Struktur pemerintahan Kanekes mencerminkan keunikan dan kestabilan dalam menjalankan tatanan adat mereka. Dalam masyarakat Kanekes, peran Pu’un sebagai pemimpin adat tertinggi memiliki peran sentral dalam menjaga keharmonisan dan melaksanakan hukum adat. Selain itu, keberadaan jaro sebagai pelaksana sehari-hari pemerintahan adat memastikan terjadinya koordinasi efektif dalam menjalankan berbagai urusan masyarakat. Jabatan-jabatan yang ada dalam jaro, seperti jaro tangtu, jaro dangka, jaro tanggungan, dan jaro pamarentah, memiliki tanggung jawab yang berbeda namun saling terkait dalam menjaga keberlangsungan kehidupan adat Kanekes. Melalui struktur pemerintahan yang terorganisir dengan baik, masyarakat Kanekes dapat mempertahankan identitas budaya dan nilai-nilai tradisional mereka.

  • Kepemimpinan adat di masyarakat Kanekes dipegang oleh “Pu’un”, yang merupakan pemimpin adat tertinggi. Pu’un ini menjabat di tiga kampung tangtu dan jabatannya diturunkan secara turun-temurun. Namun, peralihan jabatan tersebut tidak selalu otomatis dari ayah ke anak, melainkan juga bisa melibatkan kerabat lain dalam kelompok tersebut.
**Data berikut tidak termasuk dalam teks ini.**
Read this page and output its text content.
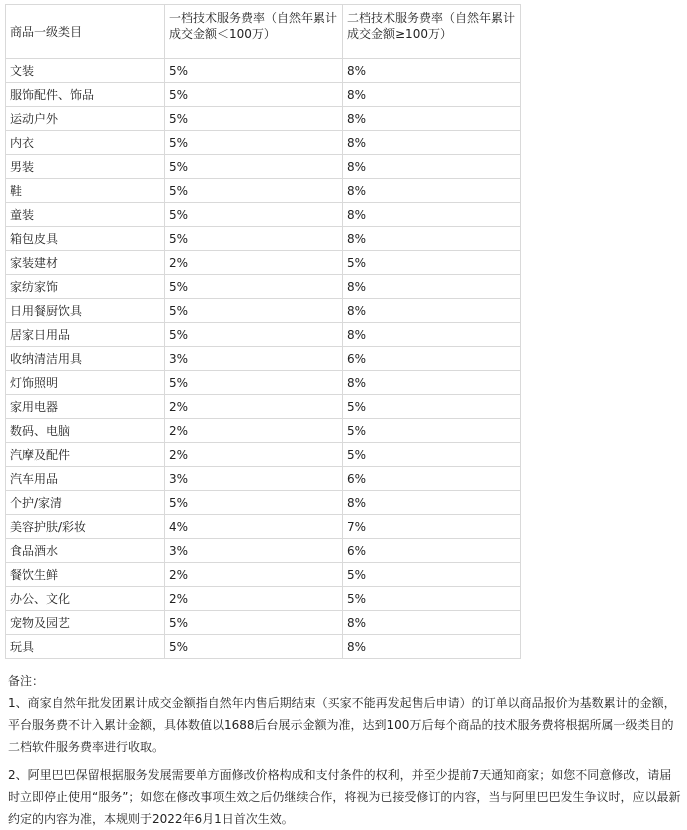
商品一级类目	一档技术服务费率（自然年累计成交金额＜100万）	二档技术服务费率（自然年累计成交金额≥100万）
文装	5%	8%
服饰配件、饰品	5%	8%
运动户外	5%	8%
内衣	5%	8%
男装	5%	8%
鞋	5%	8%
童装	5%	8%
箱包皮具	5%	8%
家装建材	2%	5%
家纺家饰	5%	8%
日用餐厨饮具	5%	8%
居家日用品	5%	8%
收纳清洁用具	3%	6%
灯饰照明	5%	8%
家用电器	2%	5%
数码、电脑	2%	5%
汽摩及配件	2%	5%
汽车用品	3%	6%
个护/家清	5%	8%
美容护肤/彩妆	4%	7%
食品酒水	3%	6%
餐饮生鲜	2%	5%
办公、文化	2%	5%
宠物及园艺	5%	8%
玩具	5%	8%

备注：

1、商家自然年批发团累计成交金额指自然年内售后期结束（买家不能再发起售后申请）的订单以商品报价为基数累计的金额，平台服务费不计入累计金额，具体数值以1688后台展示金额为准，达到100万后每个商品的技术服务费将根据所属一级类目的二档软件服务费率进行收取。

2、阿里巴巴保留根据服务发展需要单方面修改价格构成和支付条件的权利，并至少提前7天通知商家；如您不同意修改，请届时立即停止使用“服务”；如您在修改事项生效之后仍继续合作，将视为已接受修订的内容，当与阿里巴巴发生争议时，应以最新约定的内容为准，本规则于2022年6月1日首次生效。
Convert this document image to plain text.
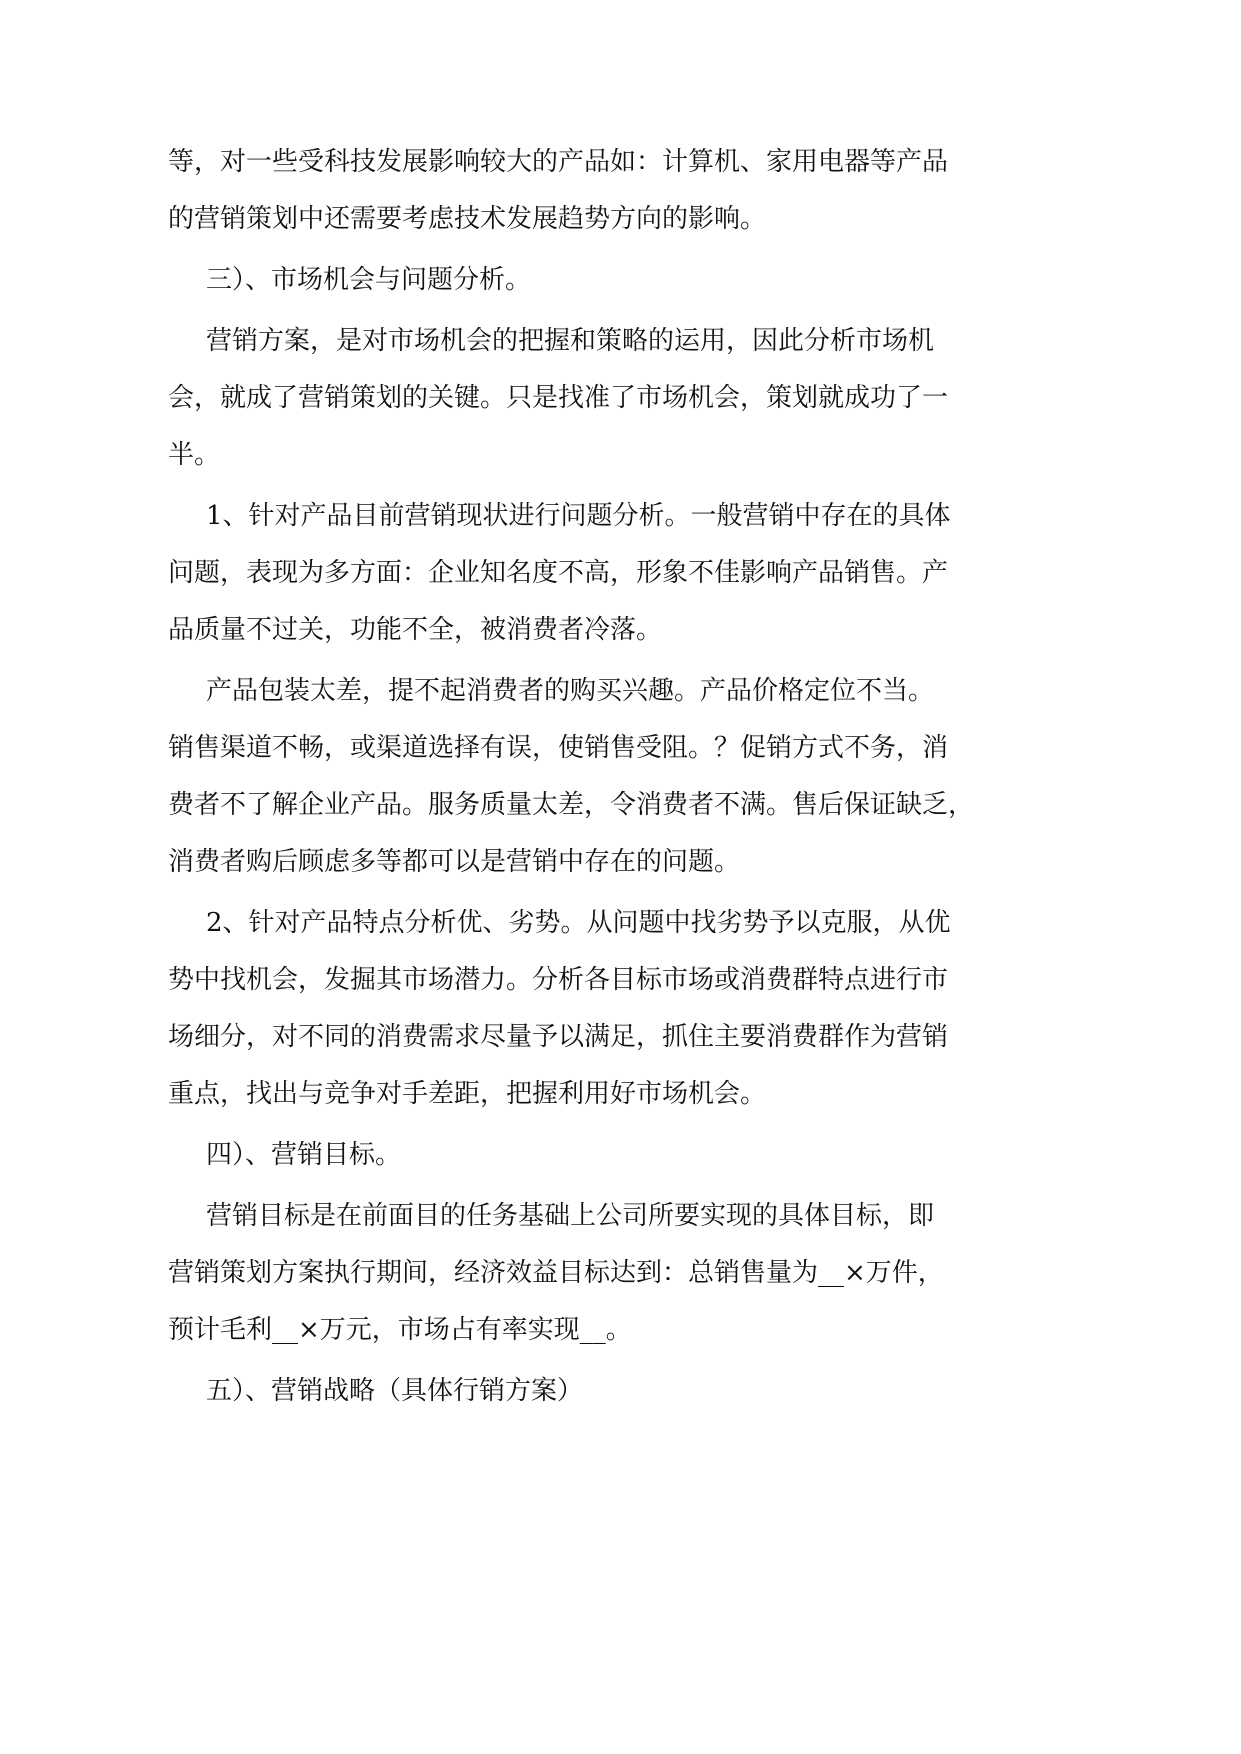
等，对一些受科技发展影响较大的产品如：计算机、家用电器等产品
的营销策划中还需要考虑技术发展趋势方向的影响。
三）、市场机会与问题分析。
营销方案，是对市场机会的把握和策略的运用，因此分析市场机
会，就成了营销策划的关键。只是找准了市场机会，策划就成功了一
半。
1、针对产品目前营销现状进行问题分析。一般营销中存在的具体
问题，表现为多方面：企业知名度不高，形象不佳影响产品销售。产
品质量不过关，功能不全，被消费者冷落。
产品包装太差，提不起消费者的购买兴趣。产品价格定位不当。
销售渠道不畅，或渠道选择有误，使销售受阻。？促销方式不务，消
费者不了解企业产品。服务质量太差，令消费者不满。售后保证缺乏，
消费者购后顾虑多等都可以是营销中存在的问题。
2、针对产品特点分析优、劣势。从问题中找劣势予以克服，从优
势中找机会，发掘其市场潜力。分析各目标市场或消费群特点进行市
场细分，对不同的消费需求尽量予以满足，抓住主要消费群作为营销
重点，找出与竞争对手差距，把握利用好市场机会。
四）、营销目标。
营销目标是在前面目的任务基础上公司所要实现的具体目标，即
营销策划方案执行期间，经济效益目标达到：总销售量为__×万件，
预计毛利__×万元，市场占有率实现__。
五）、营销战略（具体行销方案）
Durasi jabatan Pu’un tidak ditentukan secara spesifik, melainkan bergantung pada kemampuan individu yang menjabat.
  • Pelaksanaan pemerintahan adat sehari-hari, yang dikenal sebagai kapu’unan (kepu’unan), dilakukan oleh jaro. Jaro terbagi menjadi empat jabatan, yaitu jaro tangtu, jaro dangka, jaro tanggungan, dan jaro pamarentah. Jaro tangtu bertanggung jawab atas pelaksanaan hukum adat di kalangan warga tangtu dan berbagai urusan lainnya. Jaro dangka bertugas menjaga, mengurus, dan merawat tanah titipan nenek moyang yang berada di dalam dan di luar wilayah Kanekes. Terdapat sembilan orang jaro dangka, dan jika ditambahkan dengan tiga orang jaro tangtu, mereka dikenal sebagai jaro duabelas. Pimpinan dari jaro duabelas ini disebut jaro tanggungan. Jaro pamarentah, dalam konteks adat, berperan sebagai penghubung antara masyarakat adat Kanekes dengan pemerintah nasional. Tugasnya didukung oleh pangiwa, carik, dan kokolot lembur, yang merupakan tetua kampung.

Menjaga Warisan Alam

Dalam masyarakat Kanekes, keyakinan spiritual mereka dikenal sebagai Sunda Wiwitan yang memiliki akar pada pemujaan arwah nenek moyang (animisme) yang kemudian dipengaruhi oleh agama Hindu kuno. Salah satu aspek penting dari kepercayaan ini adalah keberadaan Arca Domas, sebuah arca sakral yang dipuja sekali dalam setahun dan terletak di tempat yang misterius serta dirahasiakan lokasinya. Masyarakat Kanekes melaksanakan ritual pemujaan terhadap Arca Domas pada bulan Kalima. Hanya Pu’un sebagai pemimpin adat tertinggi dan beberapa anggota terpilih dari masyarakat yang berkesempatan untuk ikut dalam rombongan pemujaan tersebut.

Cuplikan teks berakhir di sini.